Permutation cipher applies some permutation to the letters of the message. For example, applying the permutation <2, 1, 5, 4, 3, 7, 6, 10, 9, 8> to the message "VICTORIOUS" one gets the message "IVOTCIRSUO". 
It was quickly noticed that being applied separately, both substitution cipher and permutation cipher were rather weak. But when being combined, they were strong enough for those times. Thus, the most important messages were first encrypted using substitution cipher, and then the result was encrypted using permutation cipher. Encrypting the message "VICTORIOUS" with the combination of the ciphers described above one gets the message "JWPUDJSTVP". 
Archeologists have recently found the message engraved on a stone plate. At the first glance it seemed completely meaningless, so it was suggested that the message was encrypted with some substitution and permutation ciphers. They have conjectured the possible text of the original message that was encrypted, and now they want to check their conjecture. They need a computer program to do it, so you have to write one.

Input

Input contains two lines. The first line contains the message engraved on the plate. Before encrypting, all spaces and punctuation marks were removed, so the encrypted message contains only capital letters of the English alphabet. The second line contains the original message that is conjectured to be encrypted in the message on the first line. It also contains only capital letters of the English alphabet. 
The lengths of both lines of the input are equal and do not exceed 100.

Output

Output "YES" if the message on the first line of the input file could be the result of encrypting the message on the second line, or "NO" in the other case.

Sample Input

JWPUDJSTVP
VICTORIOUS

Sample Output

YES

Source

Northeastern Europe 2004

这道题目是关于字母替换的，开始很快的写出来了，通过了上面的测试用例，但是一提交就是WA。很是郁闷，后来发现是题目没读懂。从A-Z变换到B-A只是题目中举出的一个例子，没说肯定是这样变换。所以A可以映射为B，C却也可以映射为Z。每个字母映射为哪个，我们并不知道。其二，映射后在进行顺序置换，这个置换数组也不知道。所以想通过对给出的字符进行变换后判断和给出的结果是否一致是行不通的。

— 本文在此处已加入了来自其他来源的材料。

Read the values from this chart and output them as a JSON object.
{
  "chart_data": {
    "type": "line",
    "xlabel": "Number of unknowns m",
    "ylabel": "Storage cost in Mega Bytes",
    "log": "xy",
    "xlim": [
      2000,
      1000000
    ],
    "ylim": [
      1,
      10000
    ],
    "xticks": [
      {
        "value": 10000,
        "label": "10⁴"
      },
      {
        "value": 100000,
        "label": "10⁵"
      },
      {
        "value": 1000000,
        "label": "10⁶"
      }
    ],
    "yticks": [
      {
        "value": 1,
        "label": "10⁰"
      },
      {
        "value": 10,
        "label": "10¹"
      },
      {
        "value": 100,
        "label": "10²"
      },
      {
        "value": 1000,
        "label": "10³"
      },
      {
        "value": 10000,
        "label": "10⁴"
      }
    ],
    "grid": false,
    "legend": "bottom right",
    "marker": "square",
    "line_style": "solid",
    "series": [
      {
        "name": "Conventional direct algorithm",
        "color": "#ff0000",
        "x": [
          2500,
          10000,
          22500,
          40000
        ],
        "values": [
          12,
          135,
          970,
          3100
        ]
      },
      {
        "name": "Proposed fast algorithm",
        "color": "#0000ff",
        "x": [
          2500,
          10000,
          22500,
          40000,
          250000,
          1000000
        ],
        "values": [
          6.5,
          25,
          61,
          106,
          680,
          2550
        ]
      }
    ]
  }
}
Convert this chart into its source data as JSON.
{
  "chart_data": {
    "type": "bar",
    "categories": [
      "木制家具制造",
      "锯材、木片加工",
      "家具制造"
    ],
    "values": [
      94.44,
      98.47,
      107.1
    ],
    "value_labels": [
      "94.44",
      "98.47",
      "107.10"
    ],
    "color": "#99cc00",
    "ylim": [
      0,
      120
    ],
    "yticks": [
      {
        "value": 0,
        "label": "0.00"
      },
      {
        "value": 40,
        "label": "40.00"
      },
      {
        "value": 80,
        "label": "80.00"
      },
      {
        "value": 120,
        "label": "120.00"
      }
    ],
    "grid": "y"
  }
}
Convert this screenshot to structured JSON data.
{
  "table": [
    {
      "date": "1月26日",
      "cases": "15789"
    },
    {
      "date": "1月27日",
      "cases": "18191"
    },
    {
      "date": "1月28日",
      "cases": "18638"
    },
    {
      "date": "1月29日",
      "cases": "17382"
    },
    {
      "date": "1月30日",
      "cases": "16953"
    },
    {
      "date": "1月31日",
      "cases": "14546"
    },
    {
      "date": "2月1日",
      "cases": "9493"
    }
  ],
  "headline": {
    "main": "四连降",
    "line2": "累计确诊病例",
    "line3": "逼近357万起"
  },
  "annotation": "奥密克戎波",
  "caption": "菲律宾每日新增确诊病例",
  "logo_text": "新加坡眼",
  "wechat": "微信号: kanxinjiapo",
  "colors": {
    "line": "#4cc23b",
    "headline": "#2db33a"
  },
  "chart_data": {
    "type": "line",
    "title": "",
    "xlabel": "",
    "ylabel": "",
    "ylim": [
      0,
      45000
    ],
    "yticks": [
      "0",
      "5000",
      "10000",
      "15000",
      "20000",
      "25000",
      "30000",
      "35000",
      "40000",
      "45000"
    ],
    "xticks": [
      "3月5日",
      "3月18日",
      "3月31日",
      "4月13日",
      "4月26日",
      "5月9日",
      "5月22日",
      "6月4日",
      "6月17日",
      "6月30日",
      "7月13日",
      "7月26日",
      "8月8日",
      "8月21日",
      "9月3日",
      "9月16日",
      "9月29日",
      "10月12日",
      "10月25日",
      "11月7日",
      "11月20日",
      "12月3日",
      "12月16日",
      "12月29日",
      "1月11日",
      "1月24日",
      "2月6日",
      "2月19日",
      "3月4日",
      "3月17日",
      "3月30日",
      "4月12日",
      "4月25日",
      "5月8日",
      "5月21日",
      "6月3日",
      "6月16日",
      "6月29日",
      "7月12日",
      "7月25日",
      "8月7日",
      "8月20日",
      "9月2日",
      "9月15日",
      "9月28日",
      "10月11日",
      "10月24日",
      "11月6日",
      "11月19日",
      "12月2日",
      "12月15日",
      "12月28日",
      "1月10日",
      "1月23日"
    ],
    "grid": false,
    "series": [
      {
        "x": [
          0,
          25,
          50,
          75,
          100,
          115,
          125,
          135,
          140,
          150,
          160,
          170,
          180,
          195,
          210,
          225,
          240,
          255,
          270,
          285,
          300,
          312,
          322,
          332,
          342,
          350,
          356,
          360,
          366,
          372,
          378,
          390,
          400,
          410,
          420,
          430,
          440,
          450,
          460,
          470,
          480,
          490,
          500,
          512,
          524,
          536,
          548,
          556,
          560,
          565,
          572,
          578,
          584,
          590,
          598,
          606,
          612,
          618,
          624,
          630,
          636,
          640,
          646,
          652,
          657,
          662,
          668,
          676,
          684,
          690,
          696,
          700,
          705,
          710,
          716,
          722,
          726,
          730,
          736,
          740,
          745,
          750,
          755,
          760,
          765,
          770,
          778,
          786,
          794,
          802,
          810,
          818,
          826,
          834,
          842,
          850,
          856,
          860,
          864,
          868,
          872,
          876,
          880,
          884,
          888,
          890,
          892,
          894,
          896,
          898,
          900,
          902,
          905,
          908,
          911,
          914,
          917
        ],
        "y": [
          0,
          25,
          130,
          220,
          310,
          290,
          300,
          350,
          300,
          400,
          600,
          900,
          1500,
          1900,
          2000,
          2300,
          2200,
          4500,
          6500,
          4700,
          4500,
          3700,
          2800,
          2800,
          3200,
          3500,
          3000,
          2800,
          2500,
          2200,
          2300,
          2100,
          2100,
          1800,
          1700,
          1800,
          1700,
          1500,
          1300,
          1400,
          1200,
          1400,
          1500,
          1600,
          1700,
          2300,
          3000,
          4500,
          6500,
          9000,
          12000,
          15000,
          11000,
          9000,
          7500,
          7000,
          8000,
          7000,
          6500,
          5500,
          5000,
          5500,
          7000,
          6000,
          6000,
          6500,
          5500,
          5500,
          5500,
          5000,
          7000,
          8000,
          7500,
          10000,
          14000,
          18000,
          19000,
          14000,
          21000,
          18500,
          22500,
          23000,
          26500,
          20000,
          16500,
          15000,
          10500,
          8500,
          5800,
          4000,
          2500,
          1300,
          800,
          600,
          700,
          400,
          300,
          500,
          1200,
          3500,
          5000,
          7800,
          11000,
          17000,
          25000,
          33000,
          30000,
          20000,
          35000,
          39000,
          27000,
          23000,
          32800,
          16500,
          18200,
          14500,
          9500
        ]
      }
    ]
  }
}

仔细分析发现，任何一个字母映射的结果是唯一的，如果在明文中x的个数为n，那么在密文中一定有一个字母是x变换后的，所以它出现的概率和明文中x的出现概率必须相等。

代码如下：

#include <iostream>
#include <algorithm>
#include <cstring>
#include <cstdio>

using namespace std;


int main()
{
    const int MAX = 101;
    char a[MAX];
    char b[MAX];
    char cnta[26],cntb[26];
    memset(cnta,0,26);
    memset(cntb,0,26);

    scanf("%s%s",a,b);
    for(int i=0;i<strlen(a);i++)
        cnta[a[i]-'A']++;

    for(int i=0;i<strlen(b);i++)
        cntb[b[i]-'A']++;

    int flag = 1;
    sort(cnta,cnta+26);
    sort(cntb,cntb+26);

    for(int i=0; i<26; i++)
    {
        if(cnta[i]!=cntb[i])
            {
                flag = 0;
                break;
            }
    }

    if(flag)
        printf("YES");
    else
        printf("NO");

    return 0;
}